Well, the usual thing to do is to explicitly account for the difference. Consider, for example, the behavior of the expression

f(x+c)/x - f(x)/x​

or maybe

(f(x+c)/x) / (f(x)/x)​

or express the thing you have in terms of the thing you want with correction terms, such as

f(x+c)/x = (f(x) + (f(x+c) - f(x))) / x​

.

 

[Tobias Funke]

Oh, great. So you don't really get it either? I was hoping you could enlighten us. Could you look it up and teach us the Rudin way to the generalized l'Hopital? I don't have a copy of the book.

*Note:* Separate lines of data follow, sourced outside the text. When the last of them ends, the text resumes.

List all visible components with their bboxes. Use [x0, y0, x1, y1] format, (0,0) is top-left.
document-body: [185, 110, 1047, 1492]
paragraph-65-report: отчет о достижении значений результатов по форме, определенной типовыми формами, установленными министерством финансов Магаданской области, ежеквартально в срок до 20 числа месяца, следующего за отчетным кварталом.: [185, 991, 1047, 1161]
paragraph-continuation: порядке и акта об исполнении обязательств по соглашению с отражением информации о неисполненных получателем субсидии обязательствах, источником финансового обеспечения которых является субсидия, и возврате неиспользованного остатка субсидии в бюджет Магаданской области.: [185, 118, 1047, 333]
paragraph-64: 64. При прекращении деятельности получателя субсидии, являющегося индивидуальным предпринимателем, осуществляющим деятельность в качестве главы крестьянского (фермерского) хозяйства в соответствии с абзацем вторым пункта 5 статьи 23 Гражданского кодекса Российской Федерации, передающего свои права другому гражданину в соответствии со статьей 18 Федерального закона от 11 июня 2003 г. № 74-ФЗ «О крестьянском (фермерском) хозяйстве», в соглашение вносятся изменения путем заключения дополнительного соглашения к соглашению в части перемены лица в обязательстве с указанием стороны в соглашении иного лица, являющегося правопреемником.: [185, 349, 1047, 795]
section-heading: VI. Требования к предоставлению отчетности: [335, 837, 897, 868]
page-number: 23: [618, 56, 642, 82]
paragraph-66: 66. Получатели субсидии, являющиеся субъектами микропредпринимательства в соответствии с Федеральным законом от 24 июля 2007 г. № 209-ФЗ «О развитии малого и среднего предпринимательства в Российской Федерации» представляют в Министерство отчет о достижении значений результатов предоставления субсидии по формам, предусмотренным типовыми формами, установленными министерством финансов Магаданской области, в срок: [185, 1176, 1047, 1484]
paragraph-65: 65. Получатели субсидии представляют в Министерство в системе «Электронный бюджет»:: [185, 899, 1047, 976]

Rudin is a better teacher than I. I'm sure you can get your hands on a copy or prove it yourself, dick.

 

[Dick]

Oh, ok, Tobias. Write the MVT in the form f(x)/x=f(y)/x+(1-y/x)*f'(c) for c between x and y. Now fix a large value of y such that |f'(c)|<epsilon for all c>y. Now take x to infinity. Since y is fixed you can pick x large enough so that f(y)/x and y/x are also bounded by epsilon. This shows for large enough x, f(x)/x is bounded by a multiple of epsilon. You can generalize this to get the version of l'Hopital that Tobias was alluding to.